Imagine my house is a cabin deep in a forest somewhere, and a forest fire is blazing toward me. I have only minutes to snatch a few of my favorite, most cherished things. What would I take?

Along with my Bibles, kids’ baby books, pictures (while we’re imagining, pretend I have a dump truck to load it all in) my laptop, old things handed down to me from G-Man’s family and mine (and it’s a slow moving forest fire) the one thing I couldn’t leave without is this–

This is a cookbook my friend, Marilyn Pappano, gave me a few years ago. One day, she mentioned she was making one for her son for Christmas. I immediately started jumping up and down like a demented bunny rabbit, waving my hands like a traffic cop at the Indy 500 and screaming, “Me, too! Me, too! I want one of those.”

Okay, maybe I wasn’t quite that animated, but I would have been if the situation had required it. 🙂

Marilyn just smiled her sweet smile and remembered. By the time Christmas rolled around, I’d put the cookbook out of my mind (hey, that’s a lot of work!) but Miss M hadn’t. 

Thank you again, M! This is the gift that keeps on giving and never wears out. (The pages are in page protectors so if I get food or oil on them, they can be wiped right off.)  
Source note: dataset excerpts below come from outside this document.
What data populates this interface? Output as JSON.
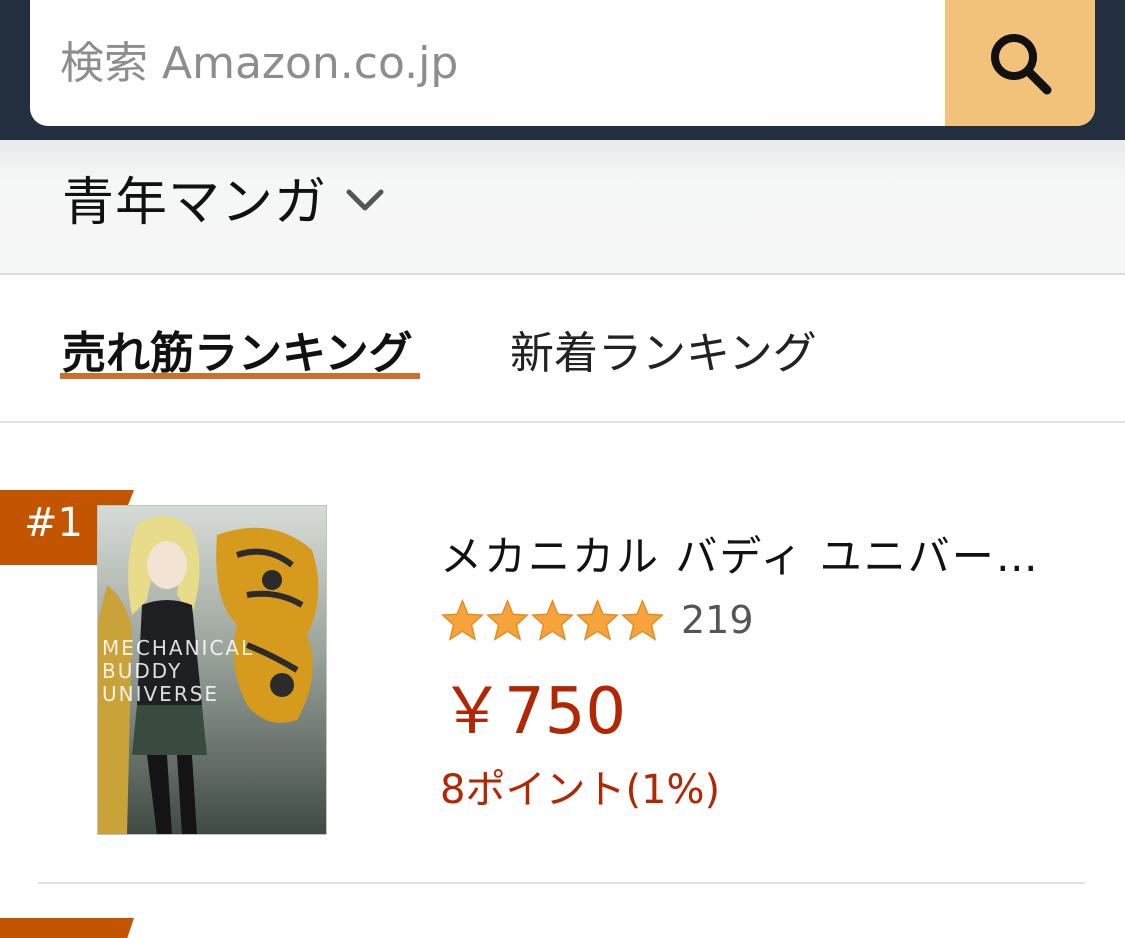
{
  "search": {
    "placeholder": "検索 Amazon.co.jp",
    "button_icon": "search-icon"
  },
  "category": {
    "label": "青年マンガ",
    "icon": "chevron-down-icon"
  },
  "tabs": [
    {
      "label": "売れ筋ランキング",
      "active": true
    },
    {
      "label": "新着ランキング",
      "active": false
    }
  ],
  "products": [
    {
      "rank": "#1",
      "title": "メカニカル バディ ユニバー…",
      "rating": 5,
      "review_count": "219",
      "price": "￥750",
      "points": "8ポイント(1%)",
      "cover_icon": "book-cover-image"
    }
  ],
  "colors": {
    "header_bg": "#232f3e",
    "search_button": "#f3c27a",
    "accent_underline": "#c9702a",
    "rank_badge": "#c45500",
    "price": "#b12704",
    "star": "#f7a33b"
  }
}
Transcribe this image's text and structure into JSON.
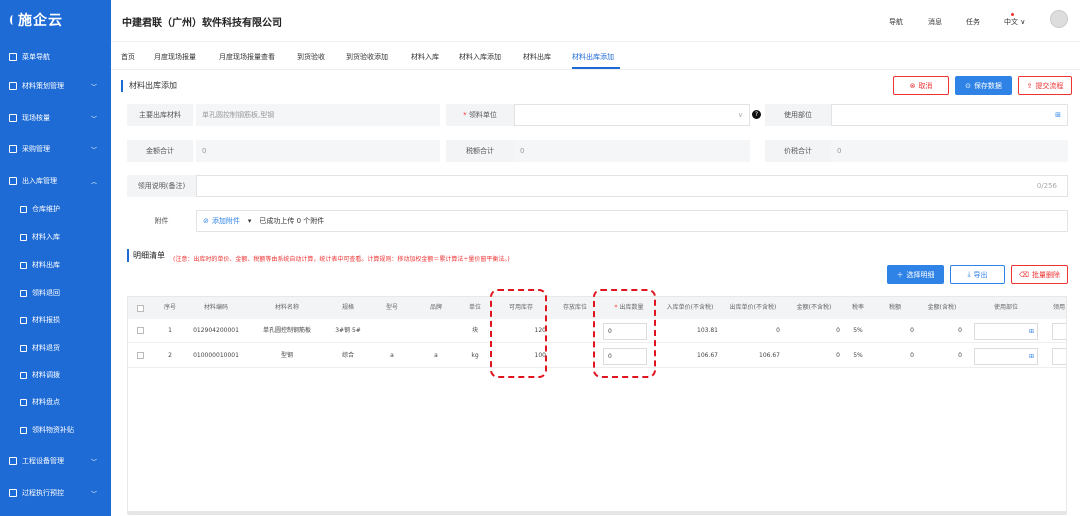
{
  "sidebar": {
    "logo": "施企云",
    "items": [
      {
        "label": "菜单导航"
      },
      {
        "label": "材料策划管理",
        "chevron": "﹀"
      },
      {
        "label": "现场核量",
        "chevron": "﹀"
      },
      {
        "label": "采购管理",
        "chevron": "﹀"
      },
      {
        "label": "出入库管理",
        "chevron": "︿"
      },
      {
        "label": "工程设备管理",
        "chevron": "﹀"
      },
      {
        "label": "过程执行预控",
        "chevron": "﹀"
      }
    ],
    "subitems": [
      {
        "label": "仓库维护"
      },
      {
        "label": "材料入库"
      },
      {
        "label": "材料出库"
      },
      {
        "label": "领料退回"
      },
      {
        "label": "材料报损"
      },
      {
        "label": "材料退货"
      },
      {
        "label": "材料调拨"
      },
      {
        "label": "材料盘点"
      },
      {
        "label": "领料物资补贴"
      }
    ]
  },
  "header": {
    "company": "中建君联（广州）软件科技有限公司",
    "nav": "导航",
    "message": "消息",
    "task": "任务",
    "lang": "中文 ∨"
  },
  "tabs": [
    "首页",
    "月度现场报量",
    "月度现场报量查看",
    "到货验收",
    "到货验收添加",
    "材料入库",
    "材料入库添加",
    "材料出库",
    "材料出库添加"
  ],
  "page": {
    "title": "材料出库添加",
    "cancel": "取消",
    "save": "保存数据",
    "submit": "提交流程"
  },
  "form": {
    "main_material_label": "主要出库材料",
    "main_material_value": "单孔圆控制钢筋板,型钢",
    "receive_unit_label": "领料单位",
    "use_dept_label": "使用部位",
    "amount_label": "金额合计",
    "amount_value": "0",
    "tax_label": "税额合计",
    "tax_value": "0",
    "total_label": "价税合计",
    "total_value": "0",
    "remark_label": "领用说明(备注)",
    "remark_counter": "0/256",
    "attach_label": "附件",
    "attach_add": "添加附件",
    "attach_status": "已成功上传 0 个附件"
  },
  "detail": {
    "title": "明细清单",
    "note": "(注意：出库时的单价、金额、税额等由系统自动计算，统计表中可查看。计算规则：移动加权金额＝累计算法÷量价窗平衡法。)",
    "select_btn": "选择明细",
    "export_btn": "导出",
    "batch_delete_btn": "批量删除"
  },
  "table": {
    "headers": [
      "序号",
      "材料编码",
      "材料名称",
      "规格",
      "型号",
      "品牌",
      "单位",
      "可用库存",
      "存放库位",
      "出库数量",
      "入库单价(不含税)",
      "出库单价(不含税)",
      "金额(不含税)",
      "税率",
      "税额",
      "金额(含税)",
      "使用部位",
      "领用"
    ],
    "rows": [
      {
        "no": "1",
        "code": "012904200001",
        "name": "单孔圆控制钢筋板",
        "spec": "3#钢 5#",
        "model": "",
        "brand": "",
        "unit": "块",
        "stock": "120",
        "location": "",
        "qty": "0",
        "in_price": "103.81",
        "out_price": "0",
        "amount": "0",
        "tax_rate": "5%",
        "tax": "0",
        "amount_tax": "0"
      },
      {
        "no": "2",
        "code": "010000010001",
        "name": "型钢",
        "spec": "综合",
        "model": "a",
        "brand": "a",
        "unit": "kg",
        "stock": "100",
        "location": "",
        "qty": "0",
        "in_price": "106.67",
        "out_price": "106.67",
        "amount": "0",
        "tax_rate": "5%",
        "tax": "0",
        "amount_tax": "0"
      }
    ]
  },
  "colors": {
    "brand": "#1e6bd6",
    "danger": "#e33",
    "highlight": "#e0141e"
  }
}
Marilyn is one of the very best cooks (my fam excluded, of course) I’ve ever known in my life. She’s lived all over the south and collected the absolute b-e-s-t recipes I’ve ever begged for.

Just a taste of her Jambalaya will make your tongue lap your brains out. (That’s a saying my granddad passed down to my dad, who passed it to me. It means it’s good stuff.)  

I’ve already shared at least one of her recipes. Remember Ummm–Babyback Ribs? That’s a Marilyn recipe. (I fixed it just this week. So good!)

This week, I’m sharing a snack with you. Marilyn took these to our Christmas party one year. They’re a great, delicious snack and not (very) unhealthy!

I’m not sure who Regina Hicks is, but the woman knows what tastes good.

Here’s how you do it–

Put the spices and oil in a shaker jar and the pretzels in a container such as a plastic bag or Tupperware container with a tight fitting lid. Pour the spicy oil over the pretzels, close the container and shake it up.

Every 15 minutes for two hours, shake it up again. And, just like magic, the pretzels are ready.

I poured them out on a paper towel covered cookie sheet, but there wasn’t any oil to absorb. The pretzels had soaked up every bit of the oil and spices. And when you eat them, they don’t have an oily taste or touch.

I don’t know where it all goes, but those pretzels are addictive. (I didn’t have cayenne pepper, so I used chipotle pepper and tossed in 1/4 teaspoon red pepper flakes.) They were still yummy good, but I think I’ll add more spices next time–or maybe I’ll buy some cayenne and do it right. 😉

 I’m telling you, this is good stuff!